Restoring the Function of the Tumor Suppressor
The STAT1 gene, which is essential for immune surveillance and programmed cell death and is frequently silenced in advanced malignancies because of promoter hypermethylation, was successfully reactivated by Telomir-1, the company announced. The body’s natural capacity to identify and eradicate cancer cells is compromised by this suppression.
In PC3 xenograft mice models, a 21-day oral Telomir-1 therapy corrected hypermethylation in a dose-dependent manner, according to the study. By contrast, Paclitaxel showed no impact and Rapamycin only partial effectiveness in reactivating STAT1.
A Distinct Mechanism of Action
Telomir-1’s mechanism of restoring STAT1 function suggests it may help revive the body’s immune recognition of tumors, allowing immune cells to target and destroy malignant tissue.
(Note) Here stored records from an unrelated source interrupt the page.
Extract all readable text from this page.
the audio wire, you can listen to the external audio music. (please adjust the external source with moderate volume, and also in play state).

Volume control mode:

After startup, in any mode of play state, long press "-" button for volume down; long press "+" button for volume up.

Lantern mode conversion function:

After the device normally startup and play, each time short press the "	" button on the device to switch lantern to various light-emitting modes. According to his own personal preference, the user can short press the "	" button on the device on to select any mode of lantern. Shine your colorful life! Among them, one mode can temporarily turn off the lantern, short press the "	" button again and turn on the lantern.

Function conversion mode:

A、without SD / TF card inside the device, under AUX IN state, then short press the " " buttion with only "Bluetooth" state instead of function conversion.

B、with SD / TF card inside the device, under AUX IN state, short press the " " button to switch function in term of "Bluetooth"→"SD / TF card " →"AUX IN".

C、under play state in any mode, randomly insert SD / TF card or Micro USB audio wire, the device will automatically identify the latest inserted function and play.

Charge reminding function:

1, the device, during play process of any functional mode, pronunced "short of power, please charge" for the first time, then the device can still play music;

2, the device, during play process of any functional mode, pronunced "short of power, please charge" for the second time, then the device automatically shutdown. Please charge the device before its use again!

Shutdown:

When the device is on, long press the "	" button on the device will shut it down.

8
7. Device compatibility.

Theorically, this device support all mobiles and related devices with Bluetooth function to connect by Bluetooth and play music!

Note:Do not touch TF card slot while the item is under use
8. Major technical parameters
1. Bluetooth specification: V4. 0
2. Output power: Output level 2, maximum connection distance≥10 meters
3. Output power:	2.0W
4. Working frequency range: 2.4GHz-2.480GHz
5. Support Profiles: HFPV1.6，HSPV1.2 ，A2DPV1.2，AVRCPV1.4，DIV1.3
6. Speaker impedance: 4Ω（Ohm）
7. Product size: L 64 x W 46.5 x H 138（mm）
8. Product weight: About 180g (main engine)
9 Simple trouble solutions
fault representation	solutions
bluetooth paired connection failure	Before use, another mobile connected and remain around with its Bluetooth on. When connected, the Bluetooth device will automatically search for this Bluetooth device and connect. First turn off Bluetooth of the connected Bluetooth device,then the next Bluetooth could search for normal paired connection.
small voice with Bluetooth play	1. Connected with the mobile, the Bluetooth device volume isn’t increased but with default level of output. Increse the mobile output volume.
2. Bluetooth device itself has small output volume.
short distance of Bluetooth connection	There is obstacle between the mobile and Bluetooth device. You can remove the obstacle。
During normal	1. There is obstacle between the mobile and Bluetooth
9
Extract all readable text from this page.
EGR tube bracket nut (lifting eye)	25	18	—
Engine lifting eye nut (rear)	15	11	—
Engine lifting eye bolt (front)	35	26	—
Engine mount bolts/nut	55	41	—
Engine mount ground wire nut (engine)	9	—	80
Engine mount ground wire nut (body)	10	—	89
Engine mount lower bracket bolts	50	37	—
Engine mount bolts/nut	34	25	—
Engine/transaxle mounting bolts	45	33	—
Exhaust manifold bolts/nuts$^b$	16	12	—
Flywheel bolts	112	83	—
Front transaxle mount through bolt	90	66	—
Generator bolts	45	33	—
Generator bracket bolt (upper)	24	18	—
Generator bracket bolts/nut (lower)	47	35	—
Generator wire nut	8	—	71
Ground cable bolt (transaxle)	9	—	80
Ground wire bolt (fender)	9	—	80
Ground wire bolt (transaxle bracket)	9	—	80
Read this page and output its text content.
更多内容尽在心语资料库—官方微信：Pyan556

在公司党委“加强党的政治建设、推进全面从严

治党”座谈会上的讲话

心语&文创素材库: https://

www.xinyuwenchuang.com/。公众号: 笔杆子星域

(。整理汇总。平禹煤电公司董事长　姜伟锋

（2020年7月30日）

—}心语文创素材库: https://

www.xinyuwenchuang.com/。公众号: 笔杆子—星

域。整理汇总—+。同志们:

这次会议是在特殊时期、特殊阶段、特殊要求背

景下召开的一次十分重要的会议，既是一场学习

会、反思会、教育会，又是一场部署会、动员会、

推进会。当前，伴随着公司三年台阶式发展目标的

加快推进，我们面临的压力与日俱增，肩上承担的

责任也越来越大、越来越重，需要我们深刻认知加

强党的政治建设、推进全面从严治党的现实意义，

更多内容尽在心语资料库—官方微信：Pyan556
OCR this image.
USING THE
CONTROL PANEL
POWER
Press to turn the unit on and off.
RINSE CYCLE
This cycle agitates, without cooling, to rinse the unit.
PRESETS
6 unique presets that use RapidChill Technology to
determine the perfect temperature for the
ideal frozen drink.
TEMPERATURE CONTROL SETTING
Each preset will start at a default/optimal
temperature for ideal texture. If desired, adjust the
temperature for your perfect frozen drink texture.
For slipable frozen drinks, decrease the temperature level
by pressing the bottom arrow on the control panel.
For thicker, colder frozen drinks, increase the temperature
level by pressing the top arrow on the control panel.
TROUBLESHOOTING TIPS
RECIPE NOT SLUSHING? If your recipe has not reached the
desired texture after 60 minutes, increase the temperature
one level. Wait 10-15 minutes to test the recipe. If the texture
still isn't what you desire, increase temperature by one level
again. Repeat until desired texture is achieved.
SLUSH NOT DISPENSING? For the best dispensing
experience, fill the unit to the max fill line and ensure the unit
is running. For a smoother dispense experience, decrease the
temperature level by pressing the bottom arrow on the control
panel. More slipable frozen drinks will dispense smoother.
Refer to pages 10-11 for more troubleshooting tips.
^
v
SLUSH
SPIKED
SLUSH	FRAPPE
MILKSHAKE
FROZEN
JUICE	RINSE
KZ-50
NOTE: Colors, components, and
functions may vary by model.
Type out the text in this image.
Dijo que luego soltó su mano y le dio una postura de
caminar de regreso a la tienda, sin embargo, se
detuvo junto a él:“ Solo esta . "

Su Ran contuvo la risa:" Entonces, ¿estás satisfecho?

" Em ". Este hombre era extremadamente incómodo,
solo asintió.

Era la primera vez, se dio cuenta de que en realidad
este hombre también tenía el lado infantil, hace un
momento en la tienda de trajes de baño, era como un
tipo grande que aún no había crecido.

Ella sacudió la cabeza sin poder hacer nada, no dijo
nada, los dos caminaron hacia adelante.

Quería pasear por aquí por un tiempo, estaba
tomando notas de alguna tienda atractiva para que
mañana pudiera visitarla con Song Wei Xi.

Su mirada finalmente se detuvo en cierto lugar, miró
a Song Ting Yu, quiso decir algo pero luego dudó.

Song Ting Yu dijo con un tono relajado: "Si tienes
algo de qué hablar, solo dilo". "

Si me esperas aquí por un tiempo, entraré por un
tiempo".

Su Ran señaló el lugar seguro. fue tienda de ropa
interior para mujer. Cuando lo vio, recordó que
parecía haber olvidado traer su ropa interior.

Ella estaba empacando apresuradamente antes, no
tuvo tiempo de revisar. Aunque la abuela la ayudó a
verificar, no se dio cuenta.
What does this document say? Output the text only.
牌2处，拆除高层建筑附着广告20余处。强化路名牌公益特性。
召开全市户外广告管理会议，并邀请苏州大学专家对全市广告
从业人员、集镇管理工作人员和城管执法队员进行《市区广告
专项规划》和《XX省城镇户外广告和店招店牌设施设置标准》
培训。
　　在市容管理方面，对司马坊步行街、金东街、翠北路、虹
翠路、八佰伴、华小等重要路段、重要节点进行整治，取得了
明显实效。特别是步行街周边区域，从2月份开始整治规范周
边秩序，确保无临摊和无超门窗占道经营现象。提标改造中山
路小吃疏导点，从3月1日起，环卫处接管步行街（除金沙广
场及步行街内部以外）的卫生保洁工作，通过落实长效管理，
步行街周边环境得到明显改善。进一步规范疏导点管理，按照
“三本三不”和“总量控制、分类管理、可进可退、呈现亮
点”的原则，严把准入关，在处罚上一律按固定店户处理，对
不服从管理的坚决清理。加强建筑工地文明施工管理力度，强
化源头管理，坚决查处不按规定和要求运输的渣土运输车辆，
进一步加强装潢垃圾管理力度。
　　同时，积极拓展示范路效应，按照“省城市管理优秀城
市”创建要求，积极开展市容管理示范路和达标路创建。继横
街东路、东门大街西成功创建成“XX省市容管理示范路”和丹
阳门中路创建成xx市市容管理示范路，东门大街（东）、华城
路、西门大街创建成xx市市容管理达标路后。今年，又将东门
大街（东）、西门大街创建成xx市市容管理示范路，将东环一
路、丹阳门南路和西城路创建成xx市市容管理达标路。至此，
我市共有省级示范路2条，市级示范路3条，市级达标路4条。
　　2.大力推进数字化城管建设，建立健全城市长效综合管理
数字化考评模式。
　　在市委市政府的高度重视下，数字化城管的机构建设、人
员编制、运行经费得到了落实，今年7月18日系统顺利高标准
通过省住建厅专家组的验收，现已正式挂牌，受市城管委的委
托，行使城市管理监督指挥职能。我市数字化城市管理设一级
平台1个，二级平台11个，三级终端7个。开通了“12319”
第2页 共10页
Conventional chemotherapies do not target this unique therapeutic route provided by epigenetic remodeling.
Importantly, scientists found that Telomir-1 did not cause malignant cells’ telomeres to stretch. This observation bolsters the compound’s safety profile in oncology applications.
Increasing the Potential for Therapy
These new findings support those published in March 2025, when it was demonstrated that Telomir-1, when combined with Paclitaxel, may reduce tumor volume by 50% and prevent chemotherapy-induced death. By controlling metal ions, the substance may help lessen oxidative stress, protecting healthy cells from harm while undergoing chemotherapy.
Preclinical development of Telomir-1 is being advanced by Telomir Pharmaceuticals for a number of indications, such as dysphonia, Wilson’s disease, AMD, cancer, and autism spectrum disorder.
The company plans to soon announce its first Investigational New Drug (IND) indication, demonstrating its dedication to cutting-edge treatments based on epigenetic research.